The Company would like to provide updated information in relation to the Subscription
Agreement.

This announcement is made by the Company pursuant to Rule 13.09(2) of the Listing Rules and Inside Information Provisions under Part XIVA of the Securities and Futures Ordinance (Cap. 571, Laws of Hong Kong).
Reference is made to the announcements published by the Company dated 31 March 2011, 11 April
2011, 18 August 2011 and 19 August 2011 and the Circular issued by the Company dated 23 May
2011 in relation to, among other things, (i) the Share Subscription; and (ii) the CB Subscription.
The Company would like to provide updated information in relation to the Subscription Agreement. Unless otherwise defined, capitalised terms used herein shall have the same meanings as defined in
the Circular.
As disclosed in the Circular, on 1 April 2011, the Controlling Shareholder charged 450,000,000
Shares in favour of the Subscriber ("Charged Shares") pursuant to the terms of the Share Charge to guarantee the obligations of the Controlling Shareholder under the Subscription Agreement, including but not limited to the obligations of the Controlling Shareholder to pay the First Reimbursement Amount and the Second Reimbursement Amount, and any amounts due under the Indemnity or losses suffered as a result of any breach of warranties. The Share Charge will be released on the later of the date of expiry of the Reimbursement Period or the date on which the Controlling Shareholder has discharged all its obligations to pay the Second Reimbursement Amount.
1
The Board is pleased to announce that the parties to the Subscription Agreement has on 18
February 2014 entered into a supplemental deed ("Supplemental Deed") to vary certain terms of the Subscription Agreement including without limitation, the following terms:
(a) the definition of "Reimbursement Period" in the Subscription Agreement is amended to mean "from the Closing Date to (i) 31 December 2014; or (ii) the date on which the Company no longer holds legal or beneficial interest in the subsidiaries, whichever is earlier, or any other date to be agreed amongst the parties";
(b) the definition of "Settlement Date" in the Subscription Agreement is amended to mean "(i) the expiry of the Reimbursement Period; or (ii) the date the Controlling Shareholder fully satisfies its payment obligations pursuant to clauses 7.2.2 and 7.2.3 of the Subscription Agreement (if relevant) (whichever is earlier)";
(c) 225,000,000 Charged Shares (the "Released Charged Shares") will be released and in consideration, the Controlling Shareholder has agreed not to sell the Released Charged Shares before 31 December 2014; and
(d) the remaining 225,000,000 Charged Shares will continue to be charged to guarantee that the Founders, the Controlling Shareholder and the Company will fulfill all their respective obligations and responsibilities pursuant to the Subscription Agreement.
To give effect to the Released Charged Shares, it is expected that the Subscriber will execute a deed of partial release in favour of the Controlling Shareholder.
The obligations of parties pursuant to the Supplemental Deed is conditional upon the Company entering into a HK$40 million loan agreement with Yugofoil Holdings Limited, a wholly owned subsidiary of the Company, on the same date as the Supplemental Deed.

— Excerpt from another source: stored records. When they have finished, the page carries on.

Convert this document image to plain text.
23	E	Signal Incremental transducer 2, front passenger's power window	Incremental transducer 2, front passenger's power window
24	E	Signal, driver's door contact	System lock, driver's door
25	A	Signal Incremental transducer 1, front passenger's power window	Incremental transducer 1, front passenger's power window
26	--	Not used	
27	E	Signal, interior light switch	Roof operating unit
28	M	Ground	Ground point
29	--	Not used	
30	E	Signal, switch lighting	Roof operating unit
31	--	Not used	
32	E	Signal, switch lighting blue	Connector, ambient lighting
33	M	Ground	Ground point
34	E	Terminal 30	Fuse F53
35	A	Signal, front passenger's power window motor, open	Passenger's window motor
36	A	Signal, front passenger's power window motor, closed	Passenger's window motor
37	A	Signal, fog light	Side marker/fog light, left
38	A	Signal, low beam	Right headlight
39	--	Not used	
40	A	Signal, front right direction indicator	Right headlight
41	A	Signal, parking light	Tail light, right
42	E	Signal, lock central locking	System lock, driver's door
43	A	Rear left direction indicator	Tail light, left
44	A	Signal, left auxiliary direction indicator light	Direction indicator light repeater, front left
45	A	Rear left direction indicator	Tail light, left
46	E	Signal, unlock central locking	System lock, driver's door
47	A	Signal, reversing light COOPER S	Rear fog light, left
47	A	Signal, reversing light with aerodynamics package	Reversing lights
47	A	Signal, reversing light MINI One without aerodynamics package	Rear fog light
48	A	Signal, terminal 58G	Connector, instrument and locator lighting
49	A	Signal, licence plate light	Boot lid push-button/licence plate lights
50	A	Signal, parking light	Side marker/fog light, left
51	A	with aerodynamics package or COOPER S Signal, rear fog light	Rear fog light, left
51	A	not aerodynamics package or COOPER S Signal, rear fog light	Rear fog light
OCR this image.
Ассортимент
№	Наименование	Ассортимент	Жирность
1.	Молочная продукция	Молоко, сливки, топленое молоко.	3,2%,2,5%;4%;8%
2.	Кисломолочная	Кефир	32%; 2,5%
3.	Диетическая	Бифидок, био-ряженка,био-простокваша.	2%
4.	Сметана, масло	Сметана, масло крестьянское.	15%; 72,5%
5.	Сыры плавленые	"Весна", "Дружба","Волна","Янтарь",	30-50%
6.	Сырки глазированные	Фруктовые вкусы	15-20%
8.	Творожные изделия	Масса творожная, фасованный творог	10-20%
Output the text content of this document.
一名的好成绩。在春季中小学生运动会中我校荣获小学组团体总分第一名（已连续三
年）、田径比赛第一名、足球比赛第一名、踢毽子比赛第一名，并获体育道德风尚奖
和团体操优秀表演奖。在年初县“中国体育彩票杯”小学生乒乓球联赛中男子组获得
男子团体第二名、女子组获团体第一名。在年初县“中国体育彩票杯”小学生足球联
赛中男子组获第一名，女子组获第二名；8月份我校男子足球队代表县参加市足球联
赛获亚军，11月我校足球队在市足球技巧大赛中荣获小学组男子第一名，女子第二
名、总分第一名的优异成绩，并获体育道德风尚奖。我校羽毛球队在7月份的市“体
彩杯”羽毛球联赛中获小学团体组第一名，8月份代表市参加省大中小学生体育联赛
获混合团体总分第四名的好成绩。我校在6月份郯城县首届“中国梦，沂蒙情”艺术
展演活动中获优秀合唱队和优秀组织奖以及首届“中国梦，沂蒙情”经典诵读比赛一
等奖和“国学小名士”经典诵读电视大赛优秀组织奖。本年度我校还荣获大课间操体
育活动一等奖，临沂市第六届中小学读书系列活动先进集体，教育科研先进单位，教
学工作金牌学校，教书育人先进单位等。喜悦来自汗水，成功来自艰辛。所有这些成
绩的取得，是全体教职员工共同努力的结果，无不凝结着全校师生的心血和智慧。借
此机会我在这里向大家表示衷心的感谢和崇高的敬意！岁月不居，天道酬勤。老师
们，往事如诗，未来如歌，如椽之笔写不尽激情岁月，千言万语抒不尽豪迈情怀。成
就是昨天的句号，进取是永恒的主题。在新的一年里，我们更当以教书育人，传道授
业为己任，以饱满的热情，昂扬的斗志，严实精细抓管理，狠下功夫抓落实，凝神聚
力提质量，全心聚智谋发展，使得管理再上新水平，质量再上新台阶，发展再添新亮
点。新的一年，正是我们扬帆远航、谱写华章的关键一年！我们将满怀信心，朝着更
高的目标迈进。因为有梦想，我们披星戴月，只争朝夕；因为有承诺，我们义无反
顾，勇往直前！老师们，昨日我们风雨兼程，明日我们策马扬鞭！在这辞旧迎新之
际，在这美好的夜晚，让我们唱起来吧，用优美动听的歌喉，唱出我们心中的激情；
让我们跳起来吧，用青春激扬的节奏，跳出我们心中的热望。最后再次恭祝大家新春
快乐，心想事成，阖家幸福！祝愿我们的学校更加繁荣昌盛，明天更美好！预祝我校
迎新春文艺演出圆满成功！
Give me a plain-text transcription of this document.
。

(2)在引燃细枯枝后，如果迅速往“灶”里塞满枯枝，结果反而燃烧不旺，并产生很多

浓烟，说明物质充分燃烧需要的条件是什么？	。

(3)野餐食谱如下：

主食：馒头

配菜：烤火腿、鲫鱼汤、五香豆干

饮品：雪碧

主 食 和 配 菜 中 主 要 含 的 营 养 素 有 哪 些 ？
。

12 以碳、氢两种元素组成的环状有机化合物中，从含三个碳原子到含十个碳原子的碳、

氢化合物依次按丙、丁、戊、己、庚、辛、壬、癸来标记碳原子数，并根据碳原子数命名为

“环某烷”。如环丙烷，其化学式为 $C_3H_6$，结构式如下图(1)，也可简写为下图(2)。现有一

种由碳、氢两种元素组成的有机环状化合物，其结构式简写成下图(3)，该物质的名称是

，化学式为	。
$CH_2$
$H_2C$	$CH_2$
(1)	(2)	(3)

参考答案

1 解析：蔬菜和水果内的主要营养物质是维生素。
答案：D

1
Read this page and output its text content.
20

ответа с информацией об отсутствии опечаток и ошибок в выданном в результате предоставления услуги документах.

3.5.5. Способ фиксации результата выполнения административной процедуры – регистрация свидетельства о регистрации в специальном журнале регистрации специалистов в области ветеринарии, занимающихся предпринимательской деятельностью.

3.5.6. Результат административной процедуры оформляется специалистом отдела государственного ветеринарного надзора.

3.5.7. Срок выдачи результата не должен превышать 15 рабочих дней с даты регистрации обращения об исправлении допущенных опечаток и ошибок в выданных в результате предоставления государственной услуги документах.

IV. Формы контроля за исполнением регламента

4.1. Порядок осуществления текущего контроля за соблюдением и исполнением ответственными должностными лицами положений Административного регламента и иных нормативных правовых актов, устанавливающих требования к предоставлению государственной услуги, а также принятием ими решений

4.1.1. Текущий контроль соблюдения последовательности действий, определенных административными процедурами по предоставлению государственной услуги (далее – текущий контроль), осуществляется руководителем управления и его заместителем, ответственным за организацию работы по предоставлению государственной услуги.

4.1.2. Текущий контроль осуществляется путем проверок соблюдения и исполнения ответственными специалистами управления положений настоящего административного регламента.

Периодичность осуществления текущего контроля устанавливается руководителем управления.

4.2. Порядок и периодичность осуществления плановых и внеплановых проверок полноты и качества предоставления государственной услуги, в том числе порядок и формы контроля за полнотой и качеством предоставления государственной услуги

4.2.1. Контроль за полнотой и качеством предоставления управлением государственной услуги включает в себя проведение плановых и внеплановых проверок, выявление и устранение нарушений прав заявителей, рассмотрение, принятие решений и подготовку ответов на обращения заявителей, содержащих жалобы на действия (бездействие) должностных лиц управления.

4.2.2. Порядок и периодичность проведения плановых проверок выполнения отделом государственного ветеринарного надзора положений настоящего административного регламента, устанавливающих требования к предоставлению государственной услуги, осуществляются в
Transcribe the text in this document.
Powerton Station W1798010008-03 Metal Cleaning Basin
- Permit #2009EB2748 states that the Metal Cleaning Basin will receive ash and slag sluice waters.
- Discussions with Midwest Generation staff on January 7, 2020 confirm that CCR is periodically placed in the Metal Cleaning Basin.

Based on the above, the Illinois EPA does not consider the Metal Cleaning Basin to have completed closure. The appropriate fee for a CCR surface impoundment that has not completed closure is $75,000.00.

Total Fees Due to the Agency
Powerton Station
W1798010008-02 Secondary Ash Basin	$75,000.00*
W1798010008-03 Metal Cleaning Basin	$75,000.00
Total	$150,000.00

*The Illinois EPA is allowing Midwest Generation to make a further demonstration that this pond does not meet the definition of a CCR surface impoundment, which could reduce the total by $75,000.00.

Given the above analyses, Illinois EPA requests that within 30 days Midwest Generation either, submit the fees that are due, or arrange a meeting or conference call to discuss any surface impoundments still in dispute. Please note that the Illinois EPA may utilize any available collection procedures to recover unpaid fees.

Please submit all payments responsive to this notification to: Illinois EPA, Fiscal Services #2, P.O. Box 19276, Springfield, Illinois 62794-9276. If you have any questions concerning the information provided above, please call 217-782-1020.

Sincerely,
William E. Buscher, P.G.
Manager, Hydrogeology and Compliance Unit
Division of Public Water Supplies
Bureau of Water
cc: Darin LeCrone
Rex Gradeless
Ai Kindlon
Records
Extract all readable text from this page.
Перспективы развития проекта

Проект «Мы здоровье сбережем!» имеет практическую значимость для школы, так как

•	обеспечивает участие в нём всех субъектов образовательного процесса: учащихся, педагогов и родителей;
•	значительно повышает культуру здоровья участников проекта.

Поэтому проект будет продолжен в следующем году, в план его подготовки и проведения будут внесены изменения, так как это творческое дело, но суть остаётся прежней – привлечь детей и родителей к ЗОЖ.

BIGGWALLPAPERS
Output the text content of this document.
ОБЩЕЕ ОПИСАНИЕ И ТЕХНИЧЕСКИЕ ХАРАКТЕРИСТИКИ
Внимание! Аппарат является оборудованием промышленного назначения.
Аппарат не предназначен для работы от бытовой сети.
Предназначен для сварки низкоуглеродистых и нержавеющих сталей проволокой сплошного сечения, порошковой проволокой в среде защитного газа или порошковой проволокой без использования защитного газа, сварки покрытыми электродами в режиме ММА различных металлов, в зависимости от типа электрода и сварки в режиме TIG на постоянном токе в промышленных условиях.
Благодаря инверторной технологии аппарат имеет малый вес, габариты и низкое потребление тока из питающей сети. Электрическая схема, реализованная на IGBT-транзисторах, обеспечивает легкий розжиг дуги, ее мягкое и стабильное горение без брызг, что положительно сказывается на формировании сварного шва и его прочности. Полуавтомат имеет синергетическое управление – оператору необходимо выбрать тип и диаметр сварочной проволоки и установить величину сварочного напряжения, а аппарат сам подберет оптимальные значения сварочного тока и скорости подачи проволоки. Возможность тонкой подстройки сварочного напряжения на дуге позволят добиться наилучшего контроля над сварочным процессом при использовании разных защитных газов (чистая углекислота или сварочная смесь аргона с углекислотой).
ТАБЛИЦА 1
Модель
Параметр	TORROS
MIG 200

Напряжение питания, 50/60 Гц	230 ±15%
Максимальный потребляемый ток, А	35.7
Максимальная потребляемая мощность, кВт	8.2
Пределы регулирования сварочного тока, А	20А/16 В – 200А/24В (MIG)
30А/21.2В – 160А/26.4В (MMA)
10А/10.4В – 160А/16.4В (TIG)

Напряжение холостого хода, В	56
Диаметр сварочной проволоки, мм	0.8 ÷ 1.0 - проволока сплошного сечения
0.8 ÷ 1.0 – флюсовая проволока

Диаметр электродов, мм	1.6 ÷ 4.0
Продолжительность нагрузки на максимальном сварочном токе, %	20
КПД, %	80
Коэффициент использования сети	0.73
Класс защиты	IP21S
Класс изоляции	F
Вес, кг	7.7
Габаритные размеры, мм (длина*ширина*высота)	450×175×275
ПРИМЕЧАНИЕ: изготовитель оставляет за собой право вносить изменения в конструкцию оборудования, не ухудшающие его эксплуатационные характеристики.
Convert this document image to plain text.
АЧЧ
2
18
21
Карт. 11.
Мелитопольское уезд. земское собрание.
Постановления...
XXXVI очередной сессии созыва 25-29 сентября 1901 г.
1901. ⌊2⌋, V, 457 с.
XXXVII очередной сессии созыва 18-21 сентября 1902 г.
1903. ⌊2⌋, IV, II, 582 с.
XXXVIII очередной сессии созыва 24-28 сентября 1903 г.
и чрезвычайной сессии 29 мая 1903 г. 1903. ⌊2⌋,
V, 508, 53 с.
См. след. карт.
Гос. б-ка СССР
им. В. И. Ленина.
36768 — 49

Shareholders of the Company and potential investors are advised to exercise caution in dealing in the securities of the Company.

By Order of the Board

CGN Mining Company Limited Mr. Zhou Zhenxing

Chairman

Hong Kong, 18 February 2014

As at the date of this announcement, our executive Directors are Mr. Yu Zhiping (chief executive officer) and Mr. He Zuyuan, our non-executive Directors are Mr. Zhou Zhenxing (chairman), Mr. Chen Qiming, Mr. Xing Jianhua and Mr. Huang Jianming, and our independent non-executive Directors are Mr. Ling Bing, Mr. Qiu Xianhong and Mr. Huang Jinsong.